Launching a Medical Device? Don't make these 5 Big Mistakes

Liz Heiman
13.05.22 11:34 PM Comment(s)

Launching a Medical Device? Don’t make these 5 Big Mistakes

Launching a new medical device or any product that requires FDA approval is difficult and time consuming. The process can be long and frustrating. It is particularly frustrating if you make these mistakes that can set you back months, even years! 

Mistake 1: Making the product or prototypes without implementing Design Controls. 

As a product expert, you know how to design a product your customer wants. That might not be enough, If you are seeking FDA approvals or clearances, you must follow a very specific set of rules, called design controls. Design controls requirements vary based on your specific product and the regions in which you intend to market your product. Putting design controls in place during the design process is one of those critical steps. Not putting those controls in place will cost you precious time.

Mistake 2: Getting FDA Clearance, but not having a team, the QM Process, or the funding to launch. 

It is not uncommon to underestimate the time and cost of building a compliant business and manufacture a compliant product. Once you have implemented design controls, and advanced in the design and development process to the point where you receive FDA approval or clearance, the design transfer must be executed. It’s important that you are ready to launch. It will take time to onboard and hire your team. It will take time to get the marketing ready to launch, and to build the relationships that you will need to sell. It will also take time to scale up  manufacturing and purchasing operations. Get your funding as early as possible so are ready to perform design transfer and launch when the approval comes through. You will need a team in place prepared to market, sell, deliver, manage quality and invoice.

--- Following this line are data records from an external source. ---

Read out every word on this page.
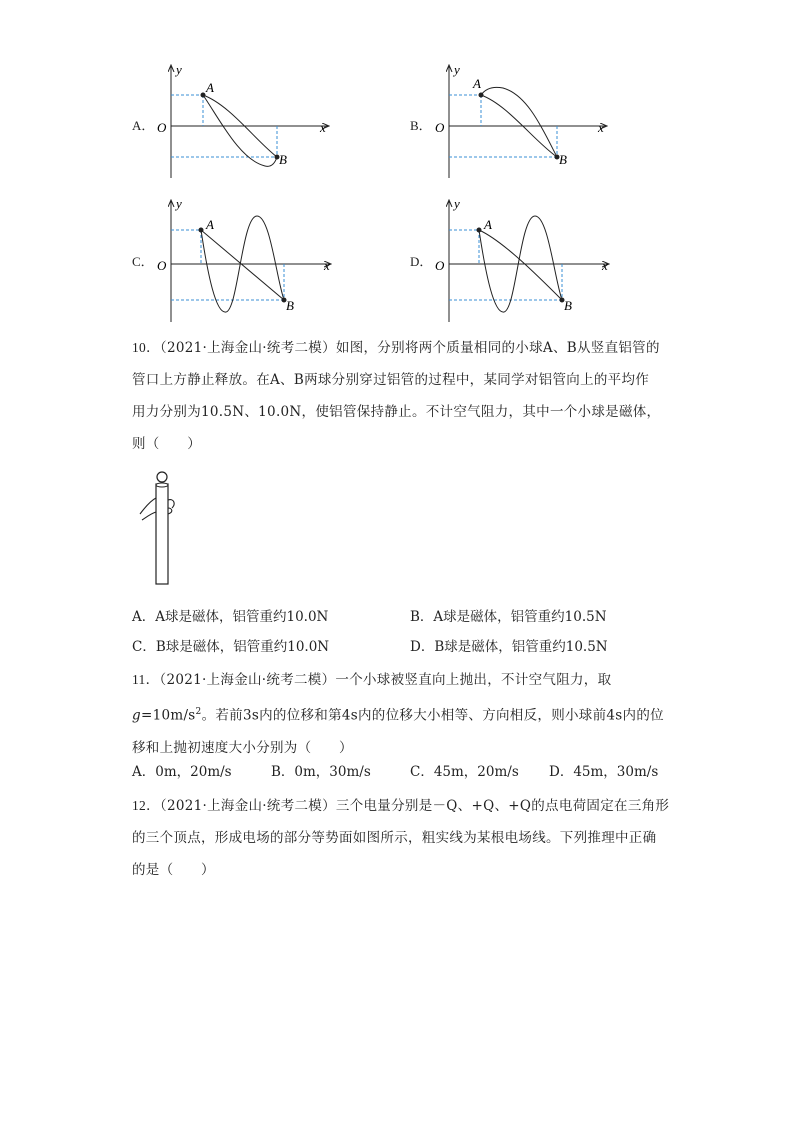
A．	B．
C．	D．
y
x
O
A
B
y
x
O
A
B
y
x
O
A
B
y
x
O
A
B
10．（2021·上海金山·统考二模）如图，分别将两个质量相同的小球A、B从竖直铝管的
管口上方静止释放。在A、B两球分别穿过铝管的过程中，某同学对铝管向上的平均作
用力分别为10.5N、10.0N，使铝管保持静止。不计空气阻力，其中一个小球是磁体，
则（　　）
A．A球是磁体，铝管重约10.0N	B．A球是磁体，铝管重约10.5N
C．B球是磁体，铝管重约10.0N	D．B球是磁体，铝管重约10.5N
11．（2021·上海金山·统考二模）一个小球被竖直向上抛出，不计空气阻力，取
$g=10m/s^2$。若前3s内的位移和第4s内的位移大小相等、方向相反，则小球前4s内的位
移和上抛初速度大小分别为（　　）
A．0m，20m/s	B．0m，30m/s	C．45m，20m/s D．45m，30m/s
12．（2021·上海金山·统考二模）三个电量分别是－Q、+Q、+Q的点电荷固定在三角形
的三个顶点，形成电场的部分等势面如图所示，粗实线为某根电场线。下列推理中正确
的是（　　）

Mistake 3: Assuming doctors solely make the buying decisions. 

Many founders believe that doctors have the sole authority to make the decisions about what products they will use. As a result of that belief, they focus their energy on reaching and getting buy-in from surgeons or doctors and wait for them to make it happen. While that may work with surgeons who have their own practice and do outpatient surgeries at a surgery center, that is not how it works in a hospital. Doctors are one set of people who influence a decision to buy at a hospital or in a hospital system. 

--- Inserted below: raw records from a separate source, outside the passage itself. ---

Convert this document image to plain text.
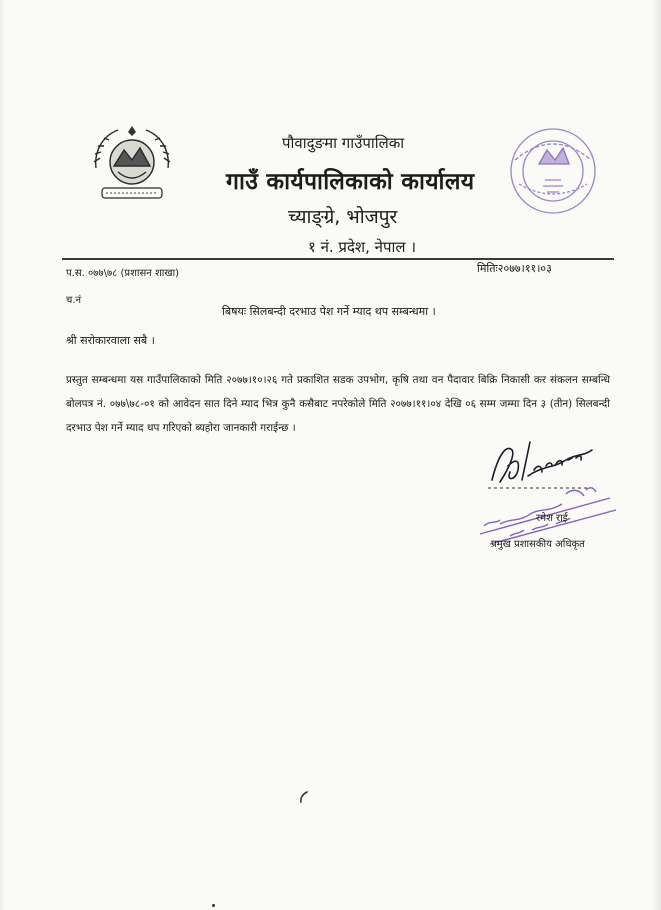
पौवादुङमा गाउँपालिका
गाउँ कार्यपालिकाको कार्यालय
च्याङ्ग्रे, भोजपुर
१ नं. प्रदेश, नेपाल ।
प.स. ०७७\७८ (प्रशासन शाखा)	मितिः२०७७।११।०३
च.नं
बिषयः सिलबन्दी दरभाउ पेश गर्ने म्याद थप सम्बन्धमा ।
श्री सरोकारवाला सबै ।
प्रस्तुत सम्बन्धमा यस गाउँपालिकाको मिति २०७७।१०।२६ गते प्रकाशित सडक उपभोग, कृषि तथा वन पैदावार बिक्रि निकासी कर संकलन सम्बन्धि बोलपत्र नं. ०७७\७८-०१ को आवेदन सात दिने म्याद भित्र कुनै कसैबाट नपरेकोले मिति २०७७।११।०४ देखि ०६ सम्म जम्मा दिन ३ (तीन) सिलबन्दी दरभाउ पेश गर्ने म्याद थप गरिएको ब्यहोरा जानकारी गराईन्छ ।
रमेश राई
प्रमुख प्रशासकीय अधिकृत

Mistake 4:  Not understanding the buying Process.

The buying process of a hospital is complex with many different departments involved in the decision. Not understanding that the buying process can extend the sales cycle or undermine the sale altogether. The first thing to understand is that all purchases in a hospital must be budgeted. All MedTech purchases in a hospital must also be approved by the quality team including risk managers and the purchasing team. Many hospitals require that all vendors go through a pre-approval process and a purchase can’t be made until that is done. If it touches technology in any way, it must also be approved by the IT department. And legal must review contracts before they are signed. It is likely that technicians, nurses, and doctors who will interact with the device will also have a stake in the decision. If the product is going to have a large impact on the hospital or is fixing a problem that has had public scrutiny, the CEO and board may also have to approve the purchase. Understand how the buying decision is going to be made and make sure you cover all your bases. If purchasing, IT or Quality nix the project, the deal won’t close. 

Mistake 5: Underestimating the budgeting process and timeline.

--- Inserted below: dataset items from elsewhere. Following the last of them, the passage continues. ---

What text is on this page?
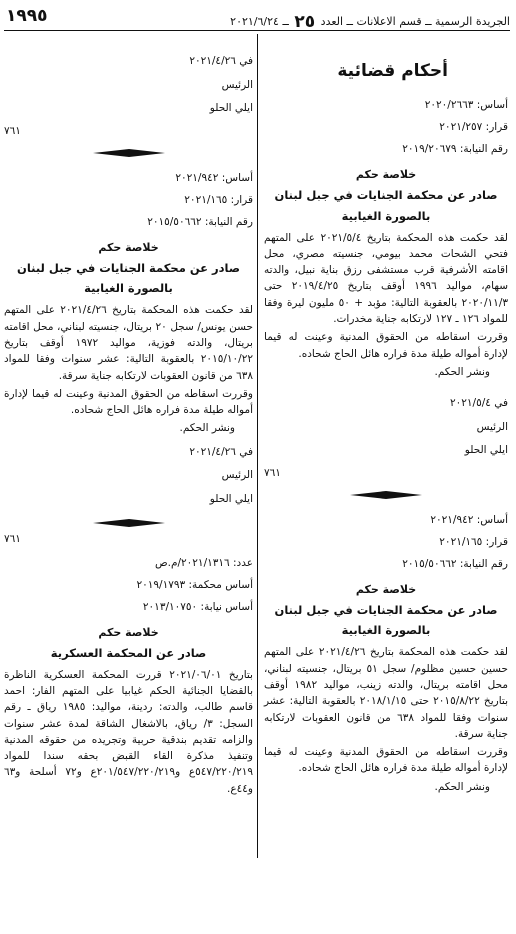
١٩٩٥	الجريدة الرسمية ــ قسم الاعلانات ــ العدد ٢٥ ــ ٢٠٢١/٦/٢٤
أحكام قضائية
أساس: ٢٠٢٠/٢٦٦٣
قرار: ٢٠٢١/٢٥٧
رقم النيابة: ٢٠١٩/٢٠٦٧٩
خلاصة حكم
صادر عن محكمة الجنايات في جبل لبنان
بالصورة الغيابية

لقد حكمت هذه المحكمة بتاريخ ٢٠٢١/٥/٤ على المتهم فتحي الشحات محمد بيومي، جنسيته مصري، محل اقامته الأشرفية قرب مستشفى رزق بناية نبيل، والدته سهام، مواليد ١٩٩٦ أوقف بتاريخ ٢٠١٩/٤/٢٥ حتى ٢٠٢٠/١١/٣ بالعقوبة التالية: مؤبد + ٥٠ مليون ليرة وفقا للمواد ١٢٦ ـ ١٢٧ لارتكابه جناية مخدرات.

وقررت اسقاطه من الحقوق المدنية وعينت له قيما لإدارة أمواله طيلة مدة فراره هائل الحاج شحاده.

ونشر الحكم.

في ٢٠٢١/٥/٤
الرئيس
ايلي الحلو
٧٦١
أساس: ٢٠٢١/٩٤٢
قرار: ٢٠٢١/١٦٥
رقم النيابة: ٢٠١٥/٥٠٦٦٢
خلاصة حكم
صادر عن محكمة الجنايات في جبل لبنان
بالصورة الغيابية

لقد حكمت هذه المحكمة بتاريخ ٢٠٢١/٤/٢٦ على المتهم حسين حسين مظلوم/ سجل ٥١ بريتال، جنسيته لبناني، محل اقامته بريتال، والدته زينب، مواليد ١٩٨٢ أوقف بتاريخ ٢٠١٥/٨/٢٢ حتى ٢٠١٨/١/١٥ بالعقوبة التالية: عشر سنوات وفقا للمواد ٦٣٨ من قانون العقوبات لارتكابه جناية سرقة.

وقررت اسقاطه من الحقوق المدنية وعينت له قيما لإدارة أمواله طيلة مدة فراره هائل الحاج شحاده.

ونشر الحكم.

في ٢٠٢١/٤/٢٦
الرئيس
ايلي الحلو
٧٦١
أساس: ٢٠٢١/٩٤٢
قرار: ٢٠٢١/١٦٥
رقم النيابة: ٢٠١٥/٥٠٦٦٢
خلاصة حكم
صادر عن محكمة الجنايات في جبل لبنان
بالصورة الغيابية

لقد حكمت هذه المحكمة بتاريخ ٢٠٢١/٤/٢٦ على المتهم حسن يونس/ سجل ٢٠ بريتال، جنسيته لبناني، محل اقامته بريتال، والدته فوزية، مواليد ١٩٧٢ أوقف بتاريخ ٢٠١٥/١٠/٢٢ بالعقوبة التالية: عشر سنوات وفقا للمواد ٦٣٨ من قانون العقوبات لارتكابه جناية سرقة.

وقررت اسقاطه من الحقوق المدنية وعينت له قيما لإدارة أمواله طيلة مدة فراره هائل الحاج شحاده.

ونشر الحكم.

في ٢٠٢١/٤/٢٦
الرئيس
ايلي الحلو
٧٦١
عدد: ٢٠٢١/١٣١٦/م.ص
أساس محكمة: ٢٠١٩/١٧٩٣
أساس نيابة: ٢٠١٣/١٠٧٥٠
خلاصة حكم
صادر عن المحكمة العسكرية

بتاريخ ٢٠٢١/٠٦/٠١ قررت المحكمة العسكرية الناظرة بالقضايا الجنائية الحكم غيابيا على المتهم الفار: احمد قاسم طالب، والدته: ردينة، مواليد: ١٩٨٥ رياق ـ رقم السجل: ٣/ رياق، بالاشغال الشاقة لمدة عشر سنوات والزامه تقديم بندقية حربية وتجريده من حقوقه المدنية وتنفيذ مذكرة القاء القبض بحقه سندا للمواد ٥٤٧/٢٢٠/٢١٩ع و٢٠١/٥٤٧/٢٢٠/٢١٩ع و٧٢ أسلحة و٦٣ و٤٤ع.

Hospitals have very strict budgeting processes and timelines. The budgets are typically determined once a year and approved by the board. Revising that budget after the cycle is complete is possible, but very difficult. Typically, only an emergency will get funded outside the normal cycle. Before an item goes into the budget, it must either represent a problem the hospital has decided needs to be fixed and may not yet have a solution for, or it is an item that a purchase request has been made and it must go through a series of approvals before it can be considered for budgeting. Find out what that process is and how long it will take for that budget cycle to be completed. Budget cycles can postpone purchase by months or even years. Don’t be over optimistic about how quickly you will be able to sell to a hospital. Plan a year to 18 months for anything that is a large investment.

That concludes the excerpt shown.